Falegname di Castri ucciso dopo una rapina. Quattro persone sul banco degli imputati

Nella mattinata di domani, presso l’aula bunker del carcere di Borgo San Nicola, si terrà la prima udienza del processo dinanzi ai giudici della Corte d’Assise

Quattro persone sotto processo per l’omicidio del falegname di Castri di Lecce.

Nella mattinata di domani, presso l’aula bunker del carcere di Borgo San Nicola, si terrà la prima udienza dinanzi ai giudici della Corte d’Assise (Presidente Pietro Baffa, a latere Maria Francesca Mariano e giudici popolari).

Sul banco degli imputati compaiono: Angela Martella, 58 anni di Salve (assistita dall’avvocato Silvio Verri), Patrizia Piccinni, 48 anni, di Alessano (difesa dall’avvocato David Alemanno) e Antonio Esposito, 39enne, di Corsano (assistito dall’avvocato Luca Puce); Emanuele Forte, 30 anni di Corsano (difeso dall’avvocato Marco Costantini). Rispondono, in concorso, delle accuse di omicidio volontario e rapina aggravata.
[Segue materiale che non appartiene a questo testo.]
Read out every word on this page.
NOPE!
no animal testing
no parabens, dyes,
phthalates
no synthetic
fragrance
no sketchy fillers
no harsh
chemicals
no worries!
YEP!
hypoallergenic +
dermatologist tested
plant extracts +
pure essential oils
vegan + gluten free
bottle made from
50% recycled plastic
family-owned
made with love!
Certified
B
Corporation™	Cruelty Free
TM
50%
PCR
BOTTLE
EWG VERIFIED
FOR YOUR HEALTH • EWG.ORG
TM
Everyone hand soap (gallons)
I famigliari della vittima potranno costituirsi parte civile, attraverso l’avvocato Cristiano Solinas.

Occorre ricordare che nelle settimane scorse il gip Laura Liguori ha emesso un decreto di giudizio immediato, come richiesto dal pm Maria Consolata Moschettini, nei confronti di Martella, Piccinni ed Esposito. I tre furono arrestati e condotti in carcere nell’ottobre scorso, a seguito di ordinanza di custodia cautelare. Alcuni giorni dopo l’interrogatorio di garanzia, i carabinieri del Nucleo Investigativo del Reparto Operativo di Lecce eseguirono anche l’arresto di Forte che inizialmente era indagato a piede libero.

L’indagine ha fatto luce sul grave fatto di sangue avvenuto a Castri di Lecce, l’11 giugno 2022, quando il pensionato Donato Montinaro, falegname 75enne del posto, è stato trovato senza vita nella sua abitazione (legato, imbavagliato e con segni di percosse).

L’uomo, come emerso dall’autopsia, eseguita dal medico legale Roberto Vaglio, è morto a seguito di “asfissia da soffocamento”.

In base a quanto emerso nel corso dell’inchiesta, gli indagati dopo essersi introdotti nell’abitazione, avrebbero percosso, incappucciato e immobilizzato la vittima, legandole le mani ed i piedi. E si sarebbero allontanati dall’abitazione portando con loro anche una motosega e una somma di denaro in contanti.

Sono risultate fondamentali ai fini delle indagini, le immagini degli impianti di videosorveglianza, le intercettazioni e l’ascolto di alcuni testimoni.